Je lui avouai n’en avoir encore jamais vu de ce modèle.
Nous tournâmes à un coin de rue, d’où l’on avait une vue excellente vers le bas de la colline : le quai en pierres sombres, les bateaux de toutes tailles qui s’y trouvaient amarrés et au-delà, Gyoll, large comme un bras de mer, aux eaux scintillantes sous le soleil du matin, la rive opposée disparaissant dans la brume brillante. « Nous devons nous trouver bien en dessous de Thrax », dis-je à Burgundofara que j’avais confondue un instant avec Gunnie, à qui j’avais parlé de la ville.
Elle se tourna, me sourit et voulut me prendre par le bras.
Hadelin se retourna. « Une bonne semaine, sauf avec un vent toujours favorable. Itinéraire sûr. Curieux que vous connaissiez un coin pareil. »
Le temps d’atteindre le quai, un attroupement s’était formé derrière nous, restant à bonne distance ; les gens murmuraient et me montraient du doigt ainsi que Zama. Burgundofara voulut les faire se disperser et m’appela à la rescousse lorsqu’elle vit que ses efforts étaient vains.
« Pourquoi ? lui demandai-je. Nous n’allons pas tarder à appareiller. »
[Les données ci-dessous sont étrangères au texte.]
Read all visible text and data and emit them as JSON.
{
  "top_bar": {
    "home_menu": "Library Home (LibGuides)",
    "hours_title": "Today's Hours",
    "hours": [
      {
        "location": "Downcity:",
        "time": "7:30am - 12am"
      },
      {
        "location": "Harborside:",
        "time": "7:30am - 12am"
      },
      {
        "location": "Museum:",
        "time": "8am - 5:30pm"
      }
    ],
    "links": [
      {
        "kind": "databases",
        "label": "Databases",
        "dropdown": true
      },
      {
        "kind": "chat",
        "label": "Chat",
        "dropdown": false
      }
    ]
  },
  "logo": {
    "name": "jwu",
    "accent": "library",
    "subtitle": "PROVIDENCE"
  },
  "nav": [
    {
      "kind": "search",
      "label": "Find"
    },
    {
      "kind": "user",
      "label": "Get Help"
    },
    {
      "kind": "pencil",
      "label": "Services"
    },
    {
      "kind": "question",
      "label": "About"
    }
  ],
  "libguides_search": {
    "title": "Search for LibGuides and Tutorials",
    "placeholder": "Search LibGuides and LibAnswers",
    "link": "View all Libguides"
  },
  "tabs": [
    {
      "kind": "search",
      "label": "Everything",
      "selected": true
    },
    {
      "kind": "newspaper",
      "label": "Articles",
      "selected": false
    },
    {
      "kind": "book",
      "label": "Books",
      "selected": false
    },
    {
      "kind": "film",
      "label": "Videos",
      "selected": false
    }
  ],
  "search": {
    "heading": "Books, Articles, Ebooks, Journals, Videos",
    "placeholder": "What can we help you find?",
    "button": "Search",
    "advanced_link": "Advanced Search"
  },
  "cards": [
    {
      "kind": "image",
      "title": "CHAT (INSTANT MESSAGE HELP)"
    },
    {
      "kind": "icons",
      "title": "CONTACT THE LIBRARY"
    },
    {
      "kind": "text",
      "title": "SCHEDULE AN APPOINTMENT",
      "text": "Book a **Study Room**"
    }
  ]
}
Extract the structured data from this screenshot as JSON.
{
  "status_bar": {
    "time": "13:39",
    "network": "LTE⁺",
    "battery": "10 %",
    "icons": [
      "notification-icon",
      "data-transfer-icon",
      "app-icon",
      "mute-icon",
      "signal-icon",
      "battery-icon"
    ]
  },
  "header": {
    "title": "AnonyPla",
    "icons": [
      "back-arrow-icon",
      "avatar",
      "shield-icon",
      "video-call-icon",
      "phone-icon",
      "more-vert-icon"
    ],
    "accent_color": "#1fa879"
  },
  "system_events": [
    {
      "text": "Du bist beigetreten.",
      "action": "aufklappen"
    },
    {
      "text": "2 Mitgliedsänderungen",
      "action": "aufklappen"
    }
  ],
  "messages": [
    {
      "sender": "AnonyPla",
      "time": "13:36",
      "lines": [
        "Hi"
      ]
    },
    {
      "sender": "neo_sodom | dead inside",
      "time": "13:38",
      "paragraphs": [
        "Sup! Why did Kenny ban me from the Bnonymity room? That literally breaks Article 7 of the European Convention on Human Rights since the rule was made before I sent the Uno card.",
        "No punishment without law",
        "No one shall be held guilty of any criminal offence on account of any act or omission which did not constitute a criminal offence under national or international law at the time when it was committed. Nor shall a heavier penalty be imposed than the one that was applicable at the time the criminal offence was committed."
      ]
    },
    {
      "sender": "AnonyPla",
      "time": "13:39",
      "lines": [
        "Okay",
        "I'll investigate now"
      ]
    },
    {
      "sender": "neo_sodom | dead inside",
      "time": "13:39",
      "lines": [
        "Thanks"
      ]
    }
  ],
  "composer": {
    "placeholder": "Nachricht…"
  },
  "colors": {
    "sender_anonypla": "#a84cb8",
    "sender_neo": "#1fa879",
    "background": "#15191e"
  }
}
Une vieille femme cria soudain le nom de Zama et se précipita pour l’embrasser. Il sourit, et il était clair qu’elle ne lui voulait aucun mal. Il acquiesça quand elle le supplia de lui dire s’il se sentait bien, et je lui demandai si elle était la grand-mère du jeune homme.
Elle me fit une révérence provinciale. « Oh ! non, s’gneur ! Mais je l’ai connu tout petit, autrefois, comme beaucoup d’enfants. Lorsque j’ai appris que Zama était mort, c’était comme si un morceau de moi-même était mort avec lui.
— C’est ce qui est arrivé », dis-je.
Des marins vinrent prendre nos ballots, et je me rendis compte que j’avais été tellement captivé par le spectacle de la vieille femme et de Zama, que je n’avais même pas encore jeté un coup d’œil au bateau de Hadelin. C’était un chebec qui paraissait tout à fait maniable – j’ai toujours eu de la chance avec mes embarcations. Déjà à bord, Hadelin nous fit signe de le suivre.
La vieille femme s’accrocha à Zama, des larmes roulant le long de ses joues. Tandis que je regardai, il en essuya une et dit : « Ne pleure pas, Mafalda. » Ce fut la seule fois qu’il ouvrit la bouche.
Les autochtones disent que leur bétail peut parler mais s’en abstient, car les bêtes savent qu’en parlant on mande le démon, et que toutes nos paroles ne sont que des malédictions dans la langue de l’empyrée. Zama avait l’air d’être comme elles, en fait. La foule s’entrouvrit comme s’écartent les vagues devant les terribles mâchoires d’un kronosaure, et Ceryx s’avança au milieu.
Son bâton ferré était surmonté d’une tête humaine en décomposition, son corps frêle drapé dans une peau humaine brute ; mais lorsque je vis ses yeux, je m’étonnai qu’il se souciât de ce genre de mascarade, comme on s’étonne de voir une femme ravissante se parer de verroteries et s’habiller de fausse soie. Je n’avais pas compris quel mage puissant il était.